The most common adverse events considered at least possibly related to Ferriprox in FIRST-EXT included neutropenia, or low levels of a type of immune cell called neutrophils (9%), and abdominal pain (7.5%).

Two patients (1.5%), both with SCD, withdrew from the study due to adverse events: lower neutrophil and platelet counts in one patient — who was on other medications known to increase the risk of these events — and generalized swelling in the other.

Liver iron concentration (LIC), the major indicator of total body iron load, progressively and significantly fell over time relative to study’s start (baseline), including in patients who switched from Desferal to Ferriprox in the extension study.

A gradual drop in mean levels of ferritin, the main iron-storage protein, was also observed, with reductions reaching statistical significance in the first and second year of FIRST-EXT relative to baseline.

The proportion of responders in terms of LIC and ferritin — those showing at least a 20% drop from baseline — also increased each year: from 46.5% to 66.1% for LIC-based responses and from 35.2% to 70.9% for ferritin-based responses.

Iron levels in the heart were within the normal range at the study’s start and remained unchanged during the extension study.

Notably, these findings were true for both SCD patients and those with other anemias.

These results highlight that “long-term therapy with [Ferriprox] was not associated with new safety concerns and led to continued and progressive reduction in iron load in individuals with SCD or other anemias,” the researchers wrote.

As such, Ferriprox “offers an additional oral iron chelation option for long-term use in patients with SCD and other anemias,” they wrote.
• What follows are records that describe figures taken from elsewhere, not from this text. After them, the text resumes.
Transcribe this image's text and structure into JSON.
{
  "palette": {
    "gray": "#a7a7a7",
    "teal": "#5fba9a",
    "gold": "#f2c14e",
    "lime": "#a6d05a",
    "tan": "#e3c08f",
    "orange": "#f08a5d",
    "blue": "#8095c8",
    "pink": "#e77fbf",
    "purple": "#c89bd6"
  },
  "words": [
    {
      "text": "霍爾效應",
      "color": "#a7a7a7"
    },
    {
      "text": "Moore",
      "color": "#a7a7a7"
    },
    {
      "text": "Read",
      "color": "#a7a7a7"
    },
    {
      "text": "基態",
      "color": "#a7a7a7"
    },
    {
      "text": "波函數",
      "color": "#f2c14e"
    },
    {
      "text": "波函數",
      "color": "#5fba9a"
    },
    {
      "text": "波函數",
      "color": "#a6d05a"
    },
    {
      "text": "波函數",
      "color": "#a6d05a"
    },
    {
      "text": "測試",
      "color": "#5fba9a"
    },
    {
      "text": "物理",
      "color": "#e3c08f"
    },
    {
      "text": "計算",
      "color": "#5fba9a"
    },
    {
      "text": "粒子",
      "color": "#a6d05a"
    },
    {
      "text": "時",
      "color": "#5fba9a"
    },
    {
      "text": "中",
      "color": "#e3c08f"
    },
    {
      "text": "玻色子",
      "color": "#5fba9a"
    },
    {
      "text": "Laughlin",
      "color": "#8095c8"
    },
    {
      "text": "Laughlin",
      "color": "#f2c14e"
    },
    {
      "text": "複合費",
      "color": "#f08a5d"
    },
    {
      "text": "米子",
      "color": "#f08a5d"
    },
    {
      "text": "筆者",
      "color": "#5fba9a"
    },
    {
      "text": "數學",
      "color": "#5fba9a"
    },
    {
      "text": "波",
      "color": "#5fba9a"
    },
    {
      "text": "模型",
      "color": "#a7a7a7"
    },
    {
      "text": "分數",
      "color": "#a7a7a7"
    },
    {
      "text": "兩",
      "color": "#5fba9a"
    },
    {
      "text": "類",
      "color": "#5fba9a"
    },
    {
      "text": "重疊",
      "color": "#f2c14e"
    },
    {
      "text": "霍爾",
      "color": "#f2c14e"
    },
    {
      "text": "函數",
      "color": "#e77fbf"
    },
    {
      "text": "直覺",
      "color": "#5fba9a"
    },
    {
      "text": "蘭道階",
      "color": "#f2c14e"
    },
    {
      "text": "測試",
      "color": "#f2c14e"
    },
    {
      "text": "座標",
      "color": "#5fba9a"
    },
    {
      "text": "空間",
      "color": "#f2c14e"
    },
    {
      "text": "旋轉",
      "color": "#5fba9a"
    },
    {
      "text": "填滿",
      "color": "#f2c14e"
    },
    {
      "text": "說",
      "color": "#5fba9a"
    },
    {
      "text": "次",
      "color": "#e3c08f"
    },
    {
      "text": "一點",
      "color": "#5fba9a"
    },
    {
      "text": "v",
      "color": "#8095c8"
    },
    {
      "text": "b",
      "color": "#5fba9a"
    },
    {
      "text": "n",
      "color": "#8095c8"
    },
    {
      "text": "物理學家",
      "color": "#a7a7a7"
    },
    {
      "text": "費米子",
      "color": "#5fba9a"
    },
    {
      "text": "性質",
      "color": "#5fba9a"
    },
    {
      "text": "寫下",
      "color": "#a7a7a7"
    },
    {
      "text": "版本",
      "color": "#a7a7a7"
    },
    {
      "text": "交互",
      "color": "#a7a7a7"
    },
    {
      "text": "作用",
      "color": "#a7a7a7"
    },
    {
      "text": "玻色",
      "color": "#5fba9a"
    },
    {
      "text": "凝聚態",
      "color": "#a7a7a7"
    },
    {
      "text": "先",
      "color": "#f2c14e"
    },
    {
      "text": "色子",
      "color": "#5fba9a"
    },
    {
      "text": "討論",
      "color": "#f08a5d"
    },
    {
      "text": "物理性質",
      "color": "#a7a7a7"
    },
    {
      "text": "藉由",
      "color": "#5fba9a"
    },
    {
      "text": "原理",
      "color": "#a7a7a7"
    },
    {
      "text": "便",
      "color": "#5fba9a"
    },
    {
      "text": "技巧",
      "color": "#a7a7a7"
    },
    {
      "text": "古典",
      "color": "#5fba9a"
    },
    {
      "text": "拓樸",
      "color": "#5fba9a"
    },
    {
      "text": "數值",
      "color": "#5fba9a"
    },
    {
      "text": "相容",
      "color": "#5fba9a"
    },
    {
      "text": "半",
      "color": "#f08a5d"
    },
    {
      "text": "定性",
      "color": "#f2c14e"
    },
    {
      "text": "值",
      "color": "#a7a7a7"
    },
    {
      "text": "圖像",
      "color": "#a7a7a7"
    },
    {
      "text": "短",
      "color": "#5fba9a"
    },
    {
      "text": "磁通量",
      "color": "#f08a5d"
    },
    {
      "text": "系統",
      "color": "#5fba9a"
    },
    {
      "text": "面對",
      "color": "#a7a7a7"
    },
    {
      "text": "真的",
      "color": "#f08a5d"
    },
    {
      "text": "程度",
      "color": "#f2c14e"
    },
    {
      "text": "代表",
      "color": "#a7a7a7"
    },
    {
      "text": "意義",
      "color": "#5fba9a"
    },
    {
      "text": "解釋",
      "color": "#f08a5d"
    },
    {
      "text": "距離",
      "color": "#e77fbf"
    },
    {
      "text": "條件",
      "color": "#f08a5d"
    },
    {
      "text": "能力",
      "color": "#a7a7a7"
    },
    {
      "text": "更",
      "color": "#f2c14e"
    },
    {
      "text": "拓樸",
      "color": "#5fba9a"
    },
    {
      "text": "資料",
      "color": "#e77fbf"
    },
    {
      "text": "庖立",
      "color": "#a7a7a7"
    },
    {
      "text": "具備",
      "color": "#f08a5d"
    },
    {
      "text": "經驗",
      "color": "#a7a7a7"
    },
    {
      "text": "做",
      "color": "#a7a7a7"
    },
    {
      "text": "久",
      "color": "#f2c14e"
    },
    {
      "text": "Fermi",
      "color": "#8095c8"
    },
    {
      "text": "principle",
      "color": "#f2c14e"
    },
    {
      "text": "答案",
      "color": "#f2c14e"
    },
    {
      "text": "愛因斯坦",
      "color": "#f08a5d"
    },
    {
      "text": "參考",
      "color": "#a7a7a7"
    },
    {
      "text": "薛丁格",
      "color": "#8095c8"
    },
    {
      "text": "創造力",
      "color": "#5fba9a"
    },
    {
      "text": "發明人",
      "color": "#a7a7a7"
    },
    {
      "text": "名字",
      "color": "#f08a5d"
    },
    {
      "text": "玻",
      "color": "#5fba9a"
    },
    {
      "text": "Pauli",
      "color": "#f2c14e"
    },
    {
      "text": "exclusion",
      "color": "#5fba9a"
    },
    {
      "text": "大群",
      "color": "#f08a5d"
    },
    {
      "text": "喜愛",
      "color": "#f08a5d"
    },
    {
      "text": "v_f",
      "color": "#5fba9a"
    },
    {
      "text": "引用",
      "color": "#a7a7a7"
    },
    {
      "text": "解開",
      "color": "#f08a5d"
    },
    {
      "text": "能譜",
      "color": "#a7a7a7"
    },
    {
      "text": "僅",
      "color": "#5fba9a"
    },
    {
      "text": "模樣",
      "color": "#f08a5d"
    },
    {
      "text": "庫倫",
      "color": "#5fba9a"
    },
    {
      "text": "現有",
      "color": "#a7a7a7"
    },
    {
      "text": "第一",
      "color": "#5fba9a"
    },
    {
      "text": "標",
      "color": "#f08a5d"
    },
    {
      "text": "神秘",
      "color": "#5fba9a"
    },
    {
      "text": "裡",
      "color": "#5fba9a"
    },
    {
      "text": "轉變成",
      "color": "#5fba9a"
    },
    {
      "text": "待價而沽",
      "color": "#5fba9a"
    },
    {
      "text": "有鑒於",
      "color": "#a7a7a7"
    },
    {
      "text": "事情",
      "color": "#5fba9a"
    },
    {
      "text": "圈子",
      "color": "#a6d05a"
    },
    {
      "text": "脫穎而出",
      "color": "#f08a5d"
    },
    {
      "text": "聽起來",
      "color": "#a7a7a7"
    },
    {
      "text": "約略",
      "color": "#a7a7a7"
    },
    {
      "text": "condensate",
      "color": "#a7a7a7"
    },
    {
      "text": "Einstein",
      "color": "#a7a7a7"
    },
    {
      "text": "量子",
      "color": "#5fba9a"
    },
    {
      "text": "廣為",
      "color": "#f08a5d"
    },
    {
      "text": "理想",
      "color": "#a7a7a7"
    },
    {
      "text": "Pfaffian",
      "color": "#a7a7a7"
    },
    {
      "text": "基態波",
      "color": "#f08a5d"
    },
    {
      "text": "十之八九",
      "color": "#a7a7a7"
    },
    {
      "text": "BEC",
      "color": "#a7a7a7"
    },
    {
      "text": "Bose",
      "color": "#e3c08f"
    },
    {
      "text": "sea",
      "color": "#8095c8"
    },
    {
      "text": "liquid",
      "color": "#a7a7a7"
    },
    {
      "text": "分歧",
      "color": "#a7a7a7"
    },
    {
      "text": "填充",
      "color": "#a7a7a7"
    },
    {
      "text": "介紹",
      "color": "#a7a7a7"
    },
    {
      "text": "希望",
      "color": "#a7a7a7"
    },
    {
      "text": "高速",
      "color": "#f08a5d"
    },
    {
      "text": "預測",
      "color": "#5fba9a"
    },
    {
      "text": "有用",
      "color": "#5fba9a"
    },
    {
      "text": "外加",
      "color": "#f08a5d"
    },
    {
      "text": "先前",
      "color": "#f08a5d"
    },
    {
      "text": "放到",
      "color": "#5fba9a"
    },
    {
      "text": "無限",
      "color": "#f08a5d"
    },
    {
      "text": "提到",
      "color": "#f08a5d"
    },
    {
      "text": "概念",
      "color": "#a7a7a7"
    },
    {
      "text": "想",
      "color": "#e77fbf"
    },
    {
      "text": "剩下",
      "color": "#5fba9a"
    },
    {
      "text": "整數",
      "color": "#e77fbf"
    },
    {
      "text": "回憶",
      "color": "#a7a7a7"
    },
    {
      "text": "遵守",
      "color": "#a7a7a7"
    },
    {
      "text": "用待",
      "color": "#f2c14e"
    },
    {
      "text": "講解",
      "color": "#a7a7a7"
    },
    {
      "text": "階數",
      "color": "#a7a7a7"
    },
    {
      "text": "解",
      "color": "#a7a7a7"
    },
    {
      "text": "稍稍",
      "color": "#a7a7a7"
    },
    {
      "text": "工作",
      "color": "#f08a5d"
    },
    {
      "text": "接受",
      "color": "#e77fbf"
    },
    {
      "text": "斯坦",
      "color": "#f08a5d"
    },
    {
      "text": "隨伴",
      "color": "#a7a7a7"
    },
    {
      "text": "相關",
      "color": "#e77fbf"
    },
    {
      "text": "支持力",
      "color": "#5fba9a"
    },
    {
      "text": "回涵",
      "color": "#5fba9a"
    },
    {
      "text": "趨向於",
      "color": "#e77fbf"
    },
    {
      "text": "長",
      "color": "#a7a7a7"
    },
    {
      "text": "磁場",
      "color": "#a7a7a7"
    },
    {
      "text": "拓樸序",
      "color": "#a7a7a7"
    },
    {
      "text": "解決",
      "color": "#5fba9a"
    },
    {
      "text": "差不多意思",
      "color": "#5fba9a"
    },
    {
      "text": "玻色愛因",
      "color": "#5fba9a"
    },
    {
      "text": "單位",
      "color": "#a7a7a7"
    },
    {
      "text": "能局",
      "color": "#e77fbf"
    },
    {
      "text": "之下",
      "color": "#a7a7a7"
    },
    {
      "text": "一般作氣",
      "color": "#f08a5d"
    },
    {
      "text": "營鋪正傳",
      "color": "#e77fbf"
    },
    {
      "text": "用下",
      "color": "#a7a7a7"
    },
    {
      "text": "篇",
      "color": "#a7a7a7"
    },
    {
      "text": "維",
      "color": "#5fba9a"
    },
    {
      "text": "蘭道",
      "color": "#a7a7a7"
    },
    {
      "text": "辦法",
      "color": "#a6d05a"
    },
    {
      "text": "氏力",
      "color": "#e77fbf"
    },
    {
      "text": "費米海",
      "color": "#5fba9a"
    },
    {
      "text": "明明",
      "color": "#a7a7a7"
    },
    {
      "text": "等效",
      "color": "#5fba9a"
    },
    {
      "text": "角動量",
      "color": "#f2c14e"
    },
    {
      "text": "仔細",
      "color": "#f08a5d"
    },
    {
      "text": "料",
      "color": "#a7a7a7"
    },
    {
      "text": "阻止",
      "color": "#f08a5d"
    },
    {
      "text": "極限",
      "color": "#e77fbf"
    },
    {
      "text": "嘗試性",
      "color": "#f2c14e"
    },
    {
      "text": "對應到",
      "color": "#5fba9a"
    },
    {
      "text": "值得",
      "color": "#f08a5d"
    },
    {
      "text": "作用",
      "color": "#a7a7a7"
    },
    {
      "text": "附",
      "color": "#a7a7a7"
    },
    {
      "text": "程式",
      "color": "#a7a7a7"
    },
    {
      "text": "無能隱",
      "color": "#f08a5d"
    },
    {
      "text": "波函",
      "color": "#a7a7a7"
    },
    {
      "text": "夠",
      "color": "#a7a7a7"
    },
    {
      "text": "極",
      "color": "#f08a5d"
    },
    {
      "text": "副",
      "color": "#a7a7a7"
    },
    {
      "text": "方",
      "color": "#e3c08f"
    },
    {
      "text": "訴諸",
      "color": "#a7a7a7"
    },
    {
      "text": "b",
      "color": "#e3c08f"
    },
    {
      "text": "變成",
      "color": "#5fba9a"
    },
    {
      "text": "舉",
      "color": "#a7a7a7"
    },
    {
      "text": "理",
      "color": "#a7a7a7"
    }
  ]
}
“Full adherence to chelation therapy is essential to optimize long-term patient outcomes,” the team added, and real-world adherence to Ferriprox has been reported to be generally lower than in clinical trials due to “the inconvenient midday dose.”

A twice-a-day modified-release formulation is also available in the U.S. for transfusion-induced iron overload due to thalassemia, SCD, or other anemias. This formulation “may further improve real-world patient adherence and subsequently improve efficacy outcomes for patients with SCD prescribed [Ferriprox],” the researchers wrote.